Eve had never had to face such a mad thing, a thing that was so tempestuously and hysterically vindictive. Lizzie Straker might have been bred in the slums and taught to bite and kick and scratch like a frenzied animal.

“You beast! You sneak! We shan’t burn the place, shan’t we? Leave her to me, Joan, I say. I’ll teach her to play the traitor!”

Eve was a strong young woman, but she was attacked by a fanatic who was not too furious to forget the Japanese tricks she had learnt at a wrestling school.

“I’ve got you. I’ll pin you down, you beastly sneak!”

She tripped Eve and threw her, and squirming over her, pinioned Eve’s right arm in such a way that she had her at her mercy.

“You little brute, you’re breaking my arm!”

“I will break it, if you don’t lie still.”

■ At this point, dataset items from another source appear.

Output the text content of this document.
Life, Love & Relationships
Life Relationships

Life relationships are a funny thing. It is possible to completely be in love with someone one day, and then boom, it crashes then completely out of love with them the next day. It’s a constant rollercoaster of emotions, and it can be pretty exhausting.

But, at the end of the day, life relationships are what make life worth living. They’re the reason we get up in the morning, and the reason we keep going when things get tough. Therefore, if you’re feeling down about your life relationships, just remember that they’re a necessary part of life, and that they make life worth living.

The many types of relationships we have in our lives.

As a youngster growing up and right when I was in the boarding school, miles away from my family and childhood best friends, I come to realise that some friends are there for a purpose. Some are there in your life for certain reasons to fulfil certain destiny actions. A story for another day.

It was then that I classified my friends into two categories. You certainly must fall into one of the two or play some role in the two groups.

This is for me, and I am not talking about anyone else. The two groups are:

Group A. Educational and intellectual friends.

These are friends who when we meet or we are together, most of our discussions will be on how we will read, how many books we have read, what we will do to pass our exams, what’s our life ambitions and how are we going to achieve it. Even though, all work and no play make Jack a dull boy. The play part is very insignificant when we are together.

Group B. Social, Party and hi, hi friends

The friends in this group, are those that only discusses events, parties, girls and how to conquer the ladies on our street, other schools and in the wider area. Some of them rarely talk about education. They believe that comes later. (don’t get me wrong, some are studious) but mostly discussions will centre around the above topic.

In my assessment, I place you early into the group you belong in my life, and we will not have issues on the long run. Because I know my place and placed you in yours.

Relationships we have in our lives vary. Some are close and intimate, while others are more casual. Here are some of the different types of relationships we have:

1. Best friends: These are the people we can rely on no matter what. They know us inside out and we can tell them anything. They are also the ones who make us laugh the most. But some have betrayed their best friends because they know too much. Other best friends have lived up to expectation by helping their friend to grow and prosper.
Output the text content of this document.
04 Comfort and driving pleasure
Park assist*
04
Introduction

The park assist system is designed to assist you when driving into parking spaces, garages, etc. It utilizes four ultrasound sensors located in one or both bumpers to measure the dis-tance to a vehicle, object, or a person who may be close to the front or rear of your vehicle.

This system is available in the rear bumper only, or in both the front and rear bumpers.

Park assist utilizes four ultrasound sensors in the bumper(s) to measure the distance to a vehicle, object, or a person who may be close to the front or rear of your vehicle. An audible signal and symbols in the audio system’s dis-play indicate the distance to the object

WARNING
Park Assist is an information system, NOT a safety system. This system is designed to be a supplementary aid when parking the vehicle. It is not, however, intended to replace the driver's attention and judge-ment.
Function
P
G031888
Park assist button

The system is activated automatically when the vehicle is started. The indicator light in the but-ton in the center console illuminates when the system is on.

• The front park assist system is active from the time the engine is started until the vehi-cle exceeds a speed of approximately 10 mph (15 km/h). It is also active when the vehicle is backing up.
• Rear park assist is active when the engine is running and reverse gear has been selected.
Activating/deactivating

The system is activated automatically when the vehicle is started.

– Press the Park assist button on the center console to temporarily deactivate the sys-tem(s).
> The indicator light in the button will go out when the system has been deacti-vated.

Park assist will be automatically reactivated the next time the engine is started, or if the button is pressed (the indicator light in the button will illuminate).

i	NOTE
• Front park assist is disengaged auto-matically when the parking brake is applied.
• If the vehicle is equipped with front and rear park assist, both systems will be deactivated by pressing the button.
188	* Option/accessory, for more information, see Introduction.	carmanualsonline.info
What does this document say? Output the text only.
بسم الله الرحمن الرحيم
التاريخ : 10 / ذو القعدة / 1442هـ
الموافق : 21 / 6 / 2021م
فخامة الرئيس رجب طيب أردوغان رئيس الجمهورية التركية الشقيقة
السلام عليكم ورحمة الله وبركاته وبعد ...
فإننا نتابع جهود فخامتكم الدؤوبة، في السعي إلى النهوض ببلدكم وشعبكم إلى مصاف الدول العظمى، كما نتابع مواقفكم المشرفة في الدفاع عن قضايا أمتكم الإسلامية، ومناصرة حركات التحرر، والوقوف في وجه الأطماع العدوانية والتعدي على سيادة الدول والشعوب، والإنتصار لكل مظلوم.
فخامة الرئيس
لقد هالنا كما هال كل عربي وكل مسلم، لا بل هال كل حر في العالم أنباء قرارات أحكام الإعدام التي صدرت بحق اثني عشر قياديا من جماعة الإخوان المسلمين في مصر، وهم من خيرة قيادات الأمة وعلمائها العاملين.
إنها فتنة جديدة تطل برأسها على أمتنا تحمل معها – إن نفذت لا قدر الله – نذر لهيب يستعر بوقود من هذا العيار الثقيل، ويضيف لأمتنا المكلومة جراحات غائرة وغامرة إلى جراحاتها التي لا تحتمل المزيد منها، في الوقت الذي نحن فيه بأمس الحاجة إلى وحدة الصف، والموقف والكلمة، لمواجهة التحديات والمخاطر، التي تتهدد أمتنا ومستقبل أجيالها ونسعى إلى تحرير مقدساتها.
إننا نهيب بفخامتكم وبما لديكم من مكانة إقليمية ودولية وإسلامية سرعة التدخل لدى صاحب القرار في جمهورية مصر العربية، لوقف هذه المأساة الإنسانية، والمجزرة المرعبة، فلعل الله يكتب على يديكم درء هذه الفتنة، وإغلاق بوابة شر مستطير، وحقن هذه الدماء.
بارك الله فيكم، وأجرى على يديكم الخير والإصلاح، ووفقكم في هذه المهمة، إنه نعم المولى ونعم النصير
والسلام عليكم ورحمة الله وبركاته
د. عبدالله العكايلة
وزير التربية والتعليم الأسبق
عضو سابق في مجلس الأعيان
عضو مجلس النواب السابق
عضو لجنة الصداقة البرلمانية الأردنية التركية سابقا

Joan Gaunt had been watching the tussle, ready to intervene if her comrade were in danger of being worsted. Lawrence Kentucky and the chauffeur had their heads inside the window that they had just succeeded in forcing, when the porch door opened suddenly, and a man rushed out. He swung round, pivoting by one hand round one of the corner posts of the porch, and was on the two men at the window before they could run. To Joan Gaunt, who had turned as the door opened, it was like watching three shadows moving against the white wall of the cottage. The big attacking shadow flung out long arms, and the lesser shadows toppled and melted into the obscurity of mother earth.

“Lizzie, look out!”

Joan Gaunt had plenty of pluck, but she was sent staggering by a hand-off that would have grassed most full-backs in the kingdom. Canterton bent over the two women. One hand gripped Lizzie Straker’s back, crumpling up the clothes between the shoulder blades, the other went under her chin.